Costuma dizer-se que "original só o pecado"... Enfim, à semelhança de qualquer provérbio de raiz popular, podemos argumentar acerca da sua eventual validade ou falta dela, contudo, importa refletir sobre a maneira como tendemos a empregar esse naco de sabedoria popular. Afinal, tornou-se francamente comum deparar com discursos fatalistas de quem deixou de reconhecer qualquer mérito ao cinema contemporâneo, acusando-o de se limitar a tentar reanimar o passado por via de infindáveis sequelas, remakes e outras revisitações de toda a ordem (ignorando o fulgor criativo evidenciado por muitas dessas obras), no processo, esquecendo duas verdades primordiais:
- Há, sempre houve e (se o cinema sobreviver à cultura nefasta do streaming) continuarão a existir alternativas à produção dos grandes estúdios norte-americanos, quer da parte dos próprios EUA, quer dos restantes continentes, onde também se filma e, ao que parece, muito bem;
- Mais que "originalidade", continua a haver quem tenha possua um dom bem mais especial, isto é, uma maneira de olhar a condição humana de forma eminentemente pessoal, devolvendo ao público pensamentos e sentimentos, perguntas e respostas, que, em última instância, nos levam a refletir acerca da nossa própria condição.

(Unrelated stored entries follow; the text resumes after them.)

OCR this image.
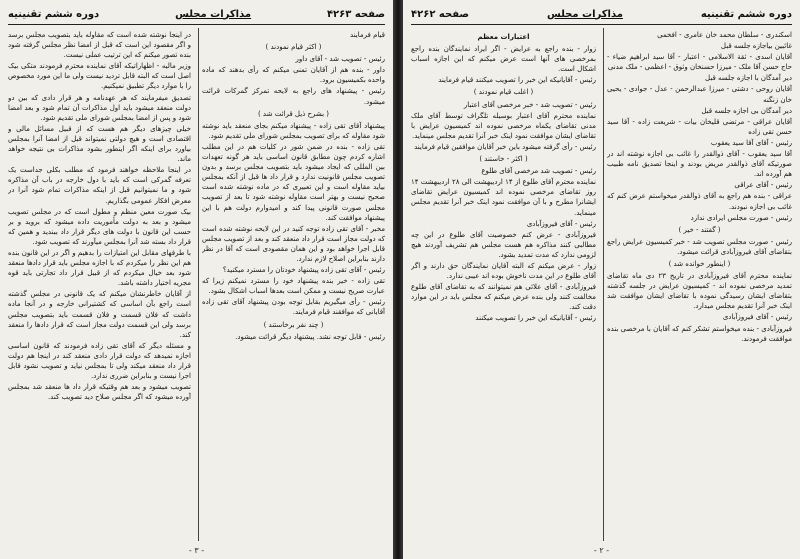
صفحه ۴۲۶۳
مذاکرات مجلس
دوره ششم تقنینیه

قیام فرمایند

( اکثر قیام نمودند )

رئیس - تصویب شد - آقای داور

داور - بنده هم از آقایان تمنی میکنم که رأی بدهند که ماده واحده بکمیسیون برود.

رئیس - پیشنهاد های راجع به لایحه تمرکز گمرکات قرائت میشود.

( بشرح ذیل قرائت شد )

پیشنهاد آقای تقی زاده - پیشنهاد میکنم بجای منعقد باید نوشته شود مقاوله که برای تصویب بمجلس شورای ملی تقدیم شود.

تقی زاده - بنده در ضمن شور در کلیات هم در این مطلب اشاره کردم چون مطابق قانون اساسی باید هر گونه تعهدات بین المللی که ایجاد میشود باید بتصویب مجلس برسد و بدون تصویب مجلس قانونیت ندارد و قرار داد ها قبل از آنکه بمجلس بیاید مقاوله است و این تعبیری که در ماده نوشته شده است صحیح نیست و بهتر است مقاوله نوشته شود تا بعد از تصویب مجلس صورت قانونی پیدا کند و امیدوارم دولت هم با این پیشنهاد موافقت کند.

مخبر - آقای تقی زاده توجه کنید در این لایحه نوشته شده است که دولت مجاز است قرار داد منعقد کند و بعد از تصویب مجلس قابل اجرا خواهد بود و این همان مقصودی است که آقا در نظر دارند بنابراین اصلاح لازم ندارد.

رئیس - آقای تقی زاده پیشنهاد خودتان را مسترد میکنید؟

تقی زاده - خیر بنده پیشنهاد خود را مسترد نمیکنم زیرا که عبارت صریح نیست و ممکن است بعدها اسباب اشکال بشود.

رئیس - رأی میگیریم بقابل توجه بودن پیشنهاد آقای تقی زاده آقایانی که موافقند قیام فرمایند.

( چند نفر برخاستند )

رئیس - قابل توجه نشد. پیشنهاد دیگر قرائت میشود.

در اینجا نوشته شده است که مقاوله باید بتصویب مجلس برسد و اگر مقصود این است که قبل از امضا نظر مجلس گرفته شود بنده تصور میکنم که این ترتیب عملی نیست.

وزیر مالیه - اظهاراتیکه آقای نماینده محترم فرمودند متکی بیک اصل است که البته قابل تردید نیست ولی ما این مورد مخصوص را با موارد دیگر تطبیق نمیکنیم.

تصدیق میفرمایند که هر عهدنامه و هر قرار دادی که بین دو دولت منعقد میشود باید اول مذاکرات آن تمام شود و بعد امضا شود و پس از امضا بمجلس شورای ملی تقدیم شود.

خیلی چیزهای دیگر هم هست که از قبیل مسائل مالی و اقتصادی است و هیچ دولتی نمیتواند قبل از امضا آنرا بمجلس بیاورد برای اینکه اگر اینطور بشود مذاکرات بی نتیجه خواهد ماند.

در اینجا ملاحظه خواهند فرمود که مطلب بکلی جداست یک تعرفه گمرکی است که باید با دول خارجه در باب آن مذاکره شود و ما نمیتوانیم قبل از اینکه مذاکرات تمام شود آنرا در معرض افکار عمومی بگذاریم.

بیک صورت معین منظم و مطول است که در مجلس تصویب میشود و بعد به دولت مأموریت داده میشود که بروید و بر حسب این قانون با دولت های دیگر قرار داد ببندید و همین که قرار داد بسته شد آنرا بمجلس میآورند که تصویب شود.

با طرفهای مقابل این امتیازات را بدهیم و اگر در این قانون بنده هم این نظر را میکردم که با اجازه مجلس باید قرار دادها منعقد شود بعد خیال میکردم که از قبیل قرار داد تجارتی باید قوه مجریه اختیار داشته باشد.

از آقایان خاطرنشان میکنم که یک قانونی در مجلس گذشته است راجع بآن اساسی که کشتیرانی خارجه و در آنجا ماده داشت که فلان قسمت و فلان قسمت باید بتصویب مجلس برسد ولی این قسمت دولت مجاز است که قرار دادها را منعقد کند.

و مسئله دیگر که آقای تقی زاده فرمودند که قانون اساسی اجازه نمیدهد که دولت قرار دادی منعقد کند در اینجا هم دولت قرار داد منعقد میکند ولی تا بمجلس نیاید و تصویب نشود قابل اجرا نیست و بنابراین ضرری ندارد.

تصویب میشود و بعد هم وقتیکه قرار داد ها منعقد شد بمجلس آورده میشود که اگر مجلس صلاح دید تصویب کند.

- ۳ -
دوره ششم تقنینیه
مذاکرات مجلس
صفحه ۴۲۶۲

اسکندری - سلطان محمد خان عامری - افخمی

غائبین بیاجازه جلسه قبل

آقایان اسدی - ثقة الاسلامی - اعتبار - آقا سید ابراهیم ضیاء - حاج حسن آقا ملک - میرزا حسنخان وثوق - اعظمی - ملک مدنی

دیر آمدگان با اجازه جلسه قبل

آقایان روحی - دشتی - میرزا عبدالرحمن - عدل - جوادی - یحیی خان زنگنه

دیر آمدگان بی اجازه جلسه قبل

آقایان عراقی - مرتضی قلیخان بیات - شریعت زاده - آقا سید حسن تقی زاده

رئیس - آقای آقا سید یعقوب

آقا سید یعقوب - آقای ذوالقدر را غائب بی اجازه نوشته اند در صورتیکه آقای ذوالقدر مریض بودند و اینجا تصدیق نامه طبیب هم آورده اند.

رئیس - آقای عراقی

عراقی - بنده هم راجع به آقای ذوالقدر میخواستم عرض کنم که غائب بی اجازه نبودند.

رئیس - صورت مجلس ایرادی ندارد

( گفتند - خیر )

رئیس - صورت مجلس تصویب شد - خبر کمیسیون عرایض راجع بتقاضای آقای فیروزآبادی قرائت میشود.

( اینطور خوانده شد )

نماینده محترم آقای فیروزآبادی در تاریخ ۲۳ دی ماه تقاضای تمدید مرخصی نموده اند - کمیسیون عرایض در جلسه گذشته بتقاضای ایشان رسیدگی نموده با تقاضای ایشان موافقت شد اینک خبر آنرا تقدیم مجلس میدارد.

رئیس - آقای فیروزآبادی

فیروزآبادی - بنده میخواستم تشکر کنم که آقایان با مرخصی بنده موافقت فرمودند.

اعتبارات معظم

زوار - بنده راجع به عرایض - اگر ایراد نمایندگان بنده راجع بمرخصی های آنها است عرض میکنم که این اجازه اسباب اشکال است.

رئیس - آقایانیکه این خبر را تصویب میکنند قیام فرمایند

( اغلب قیام نمودند )

رئیس - تصویب شد - خبر مرخصی آقای اعتبار

نماینده محترم آقای اعتبار بوسیله تلگراف توسط آقای ملک مدنی تقاضای یکماه مرخصی نموده اند کمیسیون عرایض با تقاضای ایشان موافقت نمود اینک خبر آنرا تقدیم مجلس مینماید.

رئیس - رأی گرفته میشود باین خبر آقایان موافقین قیام فرمایند

( اکثر - خاستند )

رئیس - تصویب شد مرخصی آقای طلوع

نماینده محترم آقای طلوع از ۱۴ اردیبهشت الی ۲۸ اردیبهشت ۱۴ روز تقاضای مرخصی نموده اند کمیسیون عرایض تقاضای ایشانرا مطرح و با آن موافقت نمود اینک خبر آنرا تقدیم مجلس مینماید.

رئیس - آقای فیروزآبادی

فیروزآبادی - عرض کنم خصوصیت آقای طلوع در این چه مطالبی کنند مذاکره هم هست مجلس هم تشریف آوردند هیچ لزومی ندارد که مدت تمدید بشود.

زوار - عرض میکنم که البته آقایان نمایندگان حق دارند و اگر آقای طلوع در این مدت ناخوش بوده اند عیبی ندارد.

فیروزآبادی - آقای علائی هم نمیتوانند که به تقاضای آقای طلوع مخالفت کنند ولی بنده عرض میکنم که مجلس باید در این موارد دقت کند.

رئیس - آقایانیکه این خبر را تصویب میکنند

- ۲ -
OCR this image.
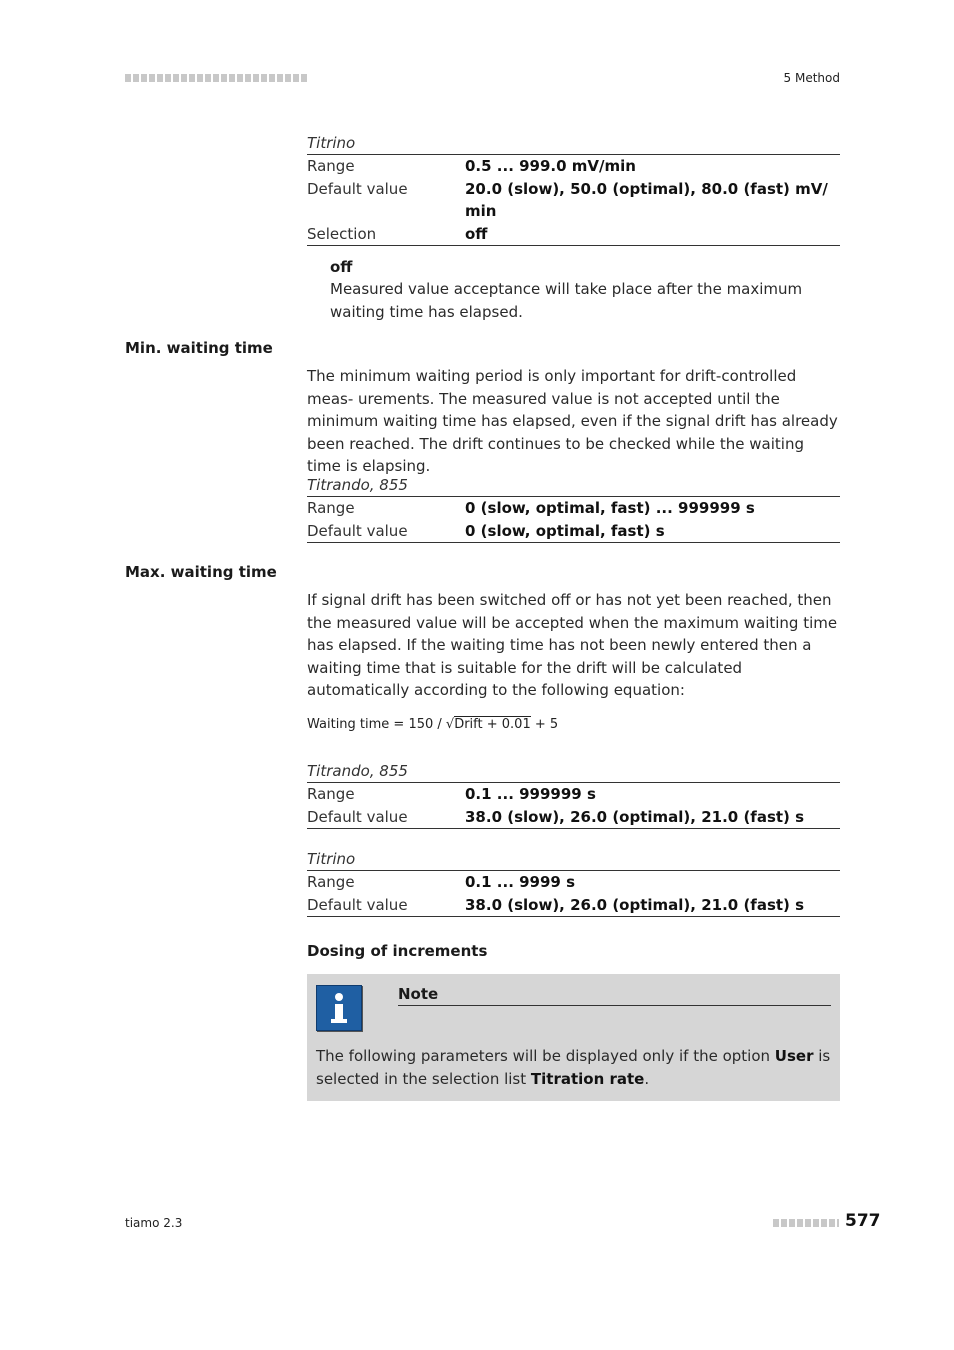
5 Method
Titrino
Range	0.5 ... 999.0 mV/min
Default value	20.0 (slow), 50.0 (optimal), 80.0 (fast) mV/ min
Selection	off
off
Measured value acceptance will take place after the maximum waiting time has elapsed.
Min. waiting time
The minimum waiting period is only important for drift-controlled meas- urements. The measured value is not accepted until the minimum waiting time has elapsed, even if the signal drift has already been reached. The drift continues to be checked while the waiting time is elapsing.
Titrando, 855
Range	0 (slow, optimal, fast) ... 999999 s
Default value	0 (slow, optimal, fast) s
Max. waiting time
If signal drift has been switched off or has not yet been reached, then the measured value will be accepted when the maximum waiting time has elapsed. If the waiting time has not been newly entered then a waiting time that is suitable for the drift will be calculated automatically according to the following equation:
Waiting time = 150 / √Drift + 0.01 + 5
Titrando, 855
Range	0.1 ... 999999 s
Default value	38.0 (slow), 26.0 (optimal), 21.0 (fast) s
Titrino
Range	0.1 ... 9999 s
Default value	38.0 (slow), 26.0 (optimal), 21.0 (fast) s
Dosing of increments
Note
The following parameters will be displayed only if the option User is selected in the selection list Titration rate.
tiamo 2.3	577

Vejamos o caso modelar de Mia Hansen-Løve, autora de títulos belíssimos como "Um Amor de Juventude" (2011), "Éden" (2014) ou "O Que Está por Vir" (2016), que agora reencontramos em "A Ilha de Bergman", uma nova deambulação cinematográfica pelo labirinto das relações humanas, alicerçado nas experiências da Hansen-Løve, cujos filmes continuam a ter como base as convulsões da sua própria existência.
Obviamente, o cinema de Ingmar Bergman terá ocupado um lugar importante na mente de Hansen-Løve durante a conceção de todo o projeto, até porque o realizador sueco é mencionado constantemente, quer pelos protagonistas, quer pelos habitantes da ilha que se evidencia como um pequeno polo de turismo cinéfilo, vivendo maioritariamente de cinéfilos que para lá viagem num regime de quase peregrinação. No entanto, "A Ilha de Bergman" é tudo menos uma mera homenagem. Nele, reconhecemos o espírito inquisitivo que pautava todos os filmes do mestre, bem como aquela capacidade inata de dissecar as muitas atribulações das relações humanas sem necessitar de recorrer a truques ou sentimentalismos, mas já conseguíamos encontrar todas essas qualidades nas fitas anteriores de Mia Hansen-Løve, que não sendo necessariamente uma herdeira de Bergman (o seu trabalho anda mais próximo do de conterrâneos seus como Éric Rohmer ou André Techiné), representa uma mesma tradição de cinema contemplativo e reflexivo.
Aliás, "A Ilha de Bergman" não faz outra coisa, senão dar-nos pistas para que possamos decifrar os muitos mistérios das suas personagens, à medida que as mesmas vão saltitando de momento em momento, emoção em emoção. Não se trata de uma narrativa corriqueira e linear, especialmente, devido à maneira como, a certo ponto, a realidade e ficção se começam a imiscuir até se tornarem quase indistinguíveis, ao invés, todos os momentos evidenciam-se e desenvolvem-se segundo as regras sempre arbitrárias do pensamento, dando espaço ao espetador para que decifre o que é que está a ser dito nas entrelinhas, enquanto experiencia este verão juntamente com os protagonistas.
E que protagonistas! Roth tem aqui a sua melhor performance desde "Chronic" (2016), providenciando ao seu Tony uma qualidade quase fantasmática, que vai e vem sem que nunca cheguemos a conseguir responder às muitas questões que o seu relacionamento com Chris levanta e, por falar nela, não há como esquecer a intensidade de Vicky Krieps, a meio-caminho entre um entusiasmo esfuziante e uma melancolia lancinante, acompanhamo-lo numa odisseia intima profundamente tocante, sem nunca duvidarmos dos seus sentimentos, mesmo quando não sabemos quais são. Contrassenso? Talvez, mas essa é a beleza deste labiríntico melodrama, ancorado num romantismo antiquado que comove de imediato e apimentado com um sentido de humor inusitado, que aqui e ali aligeira o tom, sem nunca prejudicar a seriedade do todo.
É um filme admirável, capaz de contemplar a passagem do tempo numa incandescência que as palavras não conseguem replicar. É caso para dizer que os filmes de Hansen-Løve continuam a distinguir-se por uma delicadeza extrema, consequência de uma abordagem que privilegia a complexidade do fator humano.